La directrice de la major américaine est mise sous pression par le parquet tchadien qui lui reproche d’avoir cantonné une partie des indemnités dues à des ex-salariés. ExxonMobil s’en défend et précise qu’elle n’a fait que respecter les injonctions de saisie.

« Dénonciation de menaces avec demande de protection. » L’objet de la lettre adressée le 8 septembre par la patronne d’Esso Tchad (filiale d’ExxonMobil), Cécile Rauline, au ministre tchadien de la justice Mahamat Ahmat Alhabo, est sans équivoque. Elle y indique faire l’objet de menaces par le procureur général près la Cour d’appel de N’Djamena, non cité nommément dans le courrier, Guiralta Yadjibert.

Celui-ci lui avait fait parvenir la veille, le 8 septembre, une convocation l’invitant à se présenter « elle-même, en personne » devant le procureur, sous peine d’être poursuivie « conformément aux dispositions de l’article 139 du code pénal ». Cet article « condamne le refus de répondre à une convocation à un emprisonnement de 15 jours à 3 mois », précise Cécile Rauline dans sa lettre au ministre, ajoutant tout ignorer de l’infraction justifiant sa convocation.

Imbroglio dans le dossier TCC

En plein désengagement au Tchad, ExxonMobil tente depuis des mois de boucler la cession de ses actifs à Savannah Energy. Mais plusieurs dossiers ralentissent son départ définitif du pays, notamment le versement d’indemnités aux ex-salariés de sa filiale de construction Tchad Cameroun Constructor (TCC, AI du 20/06/22). Ce paiement est au centre du conflit entre ExxonMobil et le procureur. La major avait été condamnée en octobre 2020 à débourser 10,5 milliards de francs CFA (16,1 millions d’euros) à ses ex-salariés. Fin août, une grande majorité de cette somme, soit 10,1 milliards de francs FCA, avait été transférée par ExxonMobil sur le compte de l’huissier Hisseine N’Garo. Dans sa lettre, Cécile Rauline précise que la somme restante, soit 471 millions de francs CFA, a été « régulièrement cantonné par EEPCI suite à un procès-verbal de saisie conservatoire de créances », présentée le 5 août par un autre huissier, Félix Djounfoune Golbassia.

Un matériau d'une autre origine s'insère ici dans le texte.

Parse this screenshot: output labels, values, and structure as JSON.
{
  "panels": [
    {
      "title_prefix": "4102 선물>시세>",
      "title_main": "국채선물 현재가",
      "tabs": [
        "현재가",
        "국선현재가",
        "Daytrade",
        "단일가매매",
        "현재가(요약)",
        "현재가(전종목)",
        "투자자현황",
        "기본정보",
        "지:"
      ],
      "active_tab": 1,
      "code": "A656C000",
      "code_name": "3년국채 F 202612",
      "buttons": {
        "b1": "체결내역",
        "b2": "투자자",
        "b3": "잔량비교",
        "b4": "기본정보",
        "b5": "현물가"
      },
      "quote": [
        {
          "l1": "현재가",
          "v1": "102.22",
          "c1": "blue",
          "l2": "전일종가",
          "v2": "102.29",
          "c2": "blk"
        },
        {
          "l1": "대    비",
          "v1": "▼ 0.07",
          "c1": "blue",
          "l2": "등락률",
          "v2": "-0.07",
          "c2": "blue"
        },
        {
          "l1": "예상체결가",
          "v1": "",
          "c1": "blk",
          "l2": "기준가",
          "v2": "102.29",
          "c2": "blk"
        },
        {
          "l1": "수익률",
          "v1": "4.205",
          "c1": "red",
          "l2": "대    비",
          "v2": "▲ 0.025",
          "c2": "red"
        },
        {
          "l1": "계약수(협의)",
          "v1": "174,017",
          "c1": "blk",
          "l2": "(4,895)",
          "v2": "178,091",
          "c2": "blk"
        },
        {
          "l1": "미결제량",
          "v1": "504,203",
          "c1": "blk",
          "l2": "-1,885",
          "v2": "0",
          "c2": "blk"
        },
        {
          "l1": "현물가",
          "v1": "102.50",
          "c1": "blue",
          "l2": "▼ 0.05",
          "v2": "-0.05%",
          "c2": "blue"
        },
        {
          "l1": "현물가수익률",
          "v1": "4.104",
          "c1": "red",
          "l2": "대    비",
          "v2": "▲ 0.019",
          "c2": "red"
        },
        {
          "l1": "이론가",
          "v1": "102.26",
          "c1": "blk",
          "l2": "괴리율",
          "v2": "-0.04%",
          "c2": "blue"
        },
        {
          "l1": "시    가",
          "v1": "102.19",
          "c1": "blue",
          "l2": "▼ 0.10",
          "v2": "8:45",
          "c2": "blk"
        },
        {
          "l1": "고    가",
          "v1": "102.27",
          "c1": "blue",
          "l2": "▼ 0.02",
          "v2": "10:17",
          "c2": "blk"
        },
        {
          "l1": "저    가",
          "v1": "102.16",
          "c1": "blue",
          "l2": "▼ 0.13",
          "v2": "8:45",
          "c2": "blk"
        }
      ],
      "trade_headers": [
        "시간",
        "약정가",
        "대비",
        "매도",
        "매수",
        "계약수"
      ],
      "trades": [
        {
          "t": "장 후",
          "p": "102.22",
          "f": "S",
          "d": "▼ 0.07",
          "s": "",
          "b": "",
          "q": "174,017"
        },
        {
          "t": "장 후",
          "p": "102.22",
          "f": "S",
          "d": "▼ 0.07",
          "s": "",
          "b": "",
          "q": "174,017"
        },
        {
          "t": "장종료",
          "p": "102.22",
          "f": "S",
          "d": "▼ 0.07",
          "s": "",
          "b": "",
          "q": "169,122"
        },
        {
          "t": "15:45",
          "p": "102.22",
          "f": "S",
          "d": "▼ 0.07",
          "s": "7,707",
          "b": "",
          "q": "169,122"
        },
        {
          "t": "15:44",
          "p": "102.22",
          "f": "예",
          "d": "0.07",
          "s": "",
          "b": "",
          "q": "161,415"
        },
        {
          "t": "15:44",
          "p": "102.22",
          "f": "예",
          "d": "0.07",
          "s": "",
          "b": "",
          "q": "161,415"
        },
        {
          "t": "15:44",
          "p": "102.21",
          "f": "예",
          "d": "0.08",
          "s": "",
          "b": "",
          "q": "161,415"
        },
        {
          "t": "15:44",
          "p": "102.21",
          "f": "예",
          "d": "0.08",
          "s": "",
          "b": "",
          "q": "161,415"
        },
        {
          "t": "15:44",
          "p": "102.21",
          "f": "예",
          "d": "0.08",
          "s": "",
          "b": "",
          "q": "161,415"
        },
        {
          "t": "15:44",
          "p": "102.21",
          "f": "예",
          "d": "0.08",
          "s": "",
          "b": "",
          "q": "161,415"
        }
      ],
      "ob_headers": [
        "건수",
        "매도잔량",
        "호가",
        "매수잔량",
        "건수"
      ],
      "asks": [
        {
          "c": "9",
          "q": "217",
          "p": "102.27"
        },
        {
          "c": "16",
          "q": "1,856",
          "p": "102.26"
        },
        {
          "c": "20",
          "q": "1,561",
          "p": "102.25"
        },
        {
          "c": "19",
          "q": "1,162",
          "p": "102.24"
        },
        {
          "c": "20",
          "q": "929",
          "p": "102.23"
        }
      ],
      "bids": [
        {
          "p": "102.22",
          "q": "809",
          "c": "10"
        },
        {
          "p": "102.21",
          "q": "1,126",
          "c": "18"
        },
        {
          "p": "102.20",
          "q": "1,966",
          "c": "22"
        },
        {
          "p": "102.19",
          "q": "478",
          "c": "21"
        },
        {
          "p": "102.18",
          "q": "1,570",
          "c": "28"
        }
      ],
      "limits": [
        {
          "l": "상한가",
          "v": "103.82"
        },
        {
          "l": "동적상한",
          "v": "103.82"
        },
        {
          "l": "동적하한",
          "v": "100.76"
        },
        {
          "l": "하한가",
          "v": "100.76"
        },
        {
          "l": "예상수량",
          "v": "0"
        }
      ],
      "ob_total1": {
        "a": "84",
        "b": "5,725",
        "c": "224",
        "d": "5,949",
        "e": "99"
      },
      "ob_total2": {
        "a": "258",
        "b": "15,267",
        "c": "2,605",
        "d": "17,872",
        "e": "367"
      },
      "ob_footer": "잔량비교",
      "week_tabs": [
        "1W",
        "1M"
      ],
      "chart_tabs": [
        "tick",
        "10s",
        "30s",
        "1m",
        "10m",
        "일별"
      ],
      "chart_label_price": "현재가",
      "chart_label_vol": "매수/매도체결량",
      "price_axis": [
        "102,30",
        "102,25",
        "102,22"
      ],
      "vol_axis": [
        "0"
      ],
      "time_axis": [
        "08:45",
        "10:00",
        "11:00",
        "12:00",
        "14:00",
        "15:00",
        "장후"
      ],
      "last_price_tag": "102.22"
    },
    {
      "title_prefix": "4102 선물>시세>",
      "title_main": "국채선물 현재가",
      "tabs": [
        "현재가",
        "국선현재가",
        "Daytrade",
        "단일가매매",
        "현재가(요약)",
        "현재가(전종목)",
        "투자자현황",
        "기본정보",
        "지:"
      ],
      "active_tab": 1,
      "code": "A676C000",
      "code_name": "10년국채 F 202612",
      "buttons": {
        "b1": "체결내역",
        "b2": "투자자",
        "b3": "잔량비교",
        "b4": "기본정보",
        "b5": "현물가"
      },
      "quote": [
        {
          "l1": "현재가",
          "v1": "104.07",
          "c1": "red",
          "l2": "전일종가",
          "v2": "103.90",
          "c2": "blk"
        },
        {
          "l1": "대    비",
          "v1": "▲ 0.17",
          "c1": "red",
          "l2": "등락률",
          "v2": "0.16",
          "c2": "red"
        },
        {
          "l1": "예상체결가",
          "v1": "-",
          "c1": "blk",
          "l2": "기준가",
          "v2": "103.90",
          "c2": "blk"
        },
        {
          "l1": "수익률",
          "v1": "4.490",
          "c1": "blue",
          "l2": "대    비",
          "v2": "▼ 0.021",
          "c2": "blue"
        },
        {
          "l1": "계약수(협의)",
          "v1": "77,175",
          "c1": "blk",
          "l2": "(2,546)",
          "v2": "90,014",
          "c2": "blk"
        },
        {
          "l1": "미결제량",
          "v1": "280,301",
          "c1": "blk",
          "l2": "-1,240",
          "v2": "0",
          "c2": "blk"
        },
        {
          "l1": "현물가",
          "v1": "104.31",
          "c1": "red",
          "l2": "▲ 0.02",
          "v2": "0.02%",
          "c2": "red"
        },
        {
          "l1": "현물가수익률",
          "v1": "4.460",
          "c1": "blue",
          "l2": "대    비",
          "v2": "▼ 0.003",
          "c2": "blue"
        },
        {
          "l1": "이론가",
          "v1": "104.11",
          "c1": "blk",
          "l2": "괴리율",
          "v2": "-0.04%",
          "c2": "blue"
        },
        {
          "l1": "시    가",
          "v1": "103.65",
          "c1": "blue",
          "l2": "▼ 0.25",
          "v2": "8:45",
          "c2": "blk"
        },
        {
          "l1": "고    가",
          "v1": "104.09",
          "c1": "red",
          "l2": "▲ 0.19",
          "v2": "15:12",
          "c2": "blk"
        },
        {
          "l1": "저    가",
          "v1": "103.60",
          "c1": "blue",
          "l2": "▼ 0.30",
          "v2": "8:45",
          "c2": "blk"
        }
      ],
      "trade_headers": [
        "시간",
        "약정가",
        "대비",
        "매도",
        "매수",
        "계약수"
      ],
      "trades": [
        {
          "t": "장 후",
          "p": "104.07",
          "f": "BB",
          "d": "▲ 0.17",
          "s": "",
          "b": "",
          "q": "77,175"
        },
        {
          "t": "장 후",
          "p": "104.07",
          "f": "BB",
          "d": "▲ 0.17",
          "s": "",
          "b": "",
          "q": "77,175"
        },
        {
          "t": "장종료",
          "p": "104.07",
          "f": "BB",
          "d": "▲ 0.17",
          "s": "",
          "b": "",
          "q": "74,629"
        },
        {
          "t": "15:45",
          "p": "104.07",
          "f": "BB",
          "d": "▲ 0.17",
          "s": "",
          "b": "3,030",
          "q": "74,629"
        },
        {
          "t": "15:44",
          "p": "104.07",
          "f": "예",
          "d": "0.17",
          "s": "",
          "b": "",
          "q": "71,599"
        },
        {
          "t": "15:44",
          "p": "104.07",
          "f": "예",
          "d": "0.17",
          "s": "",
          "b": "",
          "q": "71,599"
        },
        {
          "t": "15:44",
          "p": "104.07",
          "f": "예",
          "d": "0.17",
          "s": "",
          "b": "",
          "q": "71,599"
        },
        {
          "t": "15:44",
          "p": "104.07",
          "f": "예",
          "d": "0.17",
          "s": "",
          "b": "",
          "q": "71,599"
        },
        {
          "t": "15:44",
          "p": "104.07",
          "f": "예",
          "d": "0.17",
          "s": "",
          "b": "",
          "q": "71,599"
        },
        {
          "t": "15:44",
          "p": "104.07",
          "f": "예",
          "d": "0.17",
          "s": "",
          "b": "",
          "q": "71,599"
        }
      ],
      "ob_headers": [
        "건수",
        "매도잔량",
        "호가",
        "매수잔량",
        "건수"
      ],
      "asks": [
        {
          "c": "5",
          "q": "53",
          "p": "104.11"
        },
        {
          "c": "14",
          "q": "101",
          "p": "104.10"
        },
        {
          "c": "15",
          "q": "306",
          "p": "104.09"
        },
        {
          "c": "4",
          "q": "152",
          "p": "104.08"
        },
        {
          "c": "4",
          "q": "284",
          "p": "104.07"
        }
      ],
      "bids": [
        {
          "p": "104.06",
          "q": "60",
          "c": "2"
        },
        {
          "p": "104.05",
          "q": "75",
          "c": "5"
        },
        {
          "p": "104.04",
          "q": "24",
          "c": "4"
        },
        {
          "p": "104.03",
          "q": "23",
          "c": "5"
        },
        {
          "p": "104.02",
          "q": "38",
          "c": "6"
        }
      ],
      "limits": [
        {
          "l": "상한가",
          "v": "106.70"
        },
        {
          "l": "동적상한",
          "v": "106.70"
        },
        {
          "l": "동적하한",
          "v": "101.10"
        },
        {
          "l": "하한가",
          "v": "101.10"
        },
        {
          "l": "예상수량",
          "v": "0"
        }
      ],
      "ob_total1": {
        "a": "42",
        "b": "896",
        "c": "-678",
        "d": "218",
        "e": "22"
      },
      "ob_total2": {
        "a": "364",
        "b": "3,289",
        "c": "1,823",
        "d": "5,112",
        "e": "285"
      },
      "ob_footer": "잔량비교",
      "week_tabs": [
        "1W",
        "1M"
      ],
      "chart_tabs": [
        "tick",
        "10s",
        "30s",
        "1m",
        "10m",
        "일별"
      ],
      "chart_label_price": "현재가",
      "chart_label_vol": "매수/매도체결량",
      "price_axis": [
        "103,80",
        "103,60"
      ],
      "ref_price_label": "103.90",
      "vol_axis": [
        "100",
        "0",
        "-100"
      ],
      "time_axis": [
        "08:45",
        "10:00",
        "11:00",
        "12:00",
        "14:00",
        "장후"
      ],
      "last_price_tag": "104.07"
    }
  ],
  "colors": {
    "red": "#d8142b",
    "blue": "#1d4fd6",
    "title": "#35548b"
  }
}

Selon nos informations, ce montant correspondrait à l’argent emprunté par les salariés de TCC pour régler leurs frais de justice, mais ces derniers – ainsi que le premier huissier – contestent la validité de cette saisie.

Or c’est précisément ce reliquat qui est, selon ExxonMobil, à l’origine de la convocation du procureur. « EEPCO n’avait pas d’autres choix que d’opérer ce cantonnement, sous peine de s’exposer à une condamnation des causes de cette saisie », se défend Rauline, qui précise que cette affaire relève purement du contentieux et de l’exécution, et non du pénal. « Nous ne pouvons donc comprendre la convocation du procureur général, qui ne se justifierait que dans le cadre d’une procédure visant une infraction passible d’une peine pénale », conclut-elle, en demandant au ministre de « faire cesser ces menaces extrêmement sérieuses ». Contacté, ExxonMobil n’a pas répondu à nos sollicitations.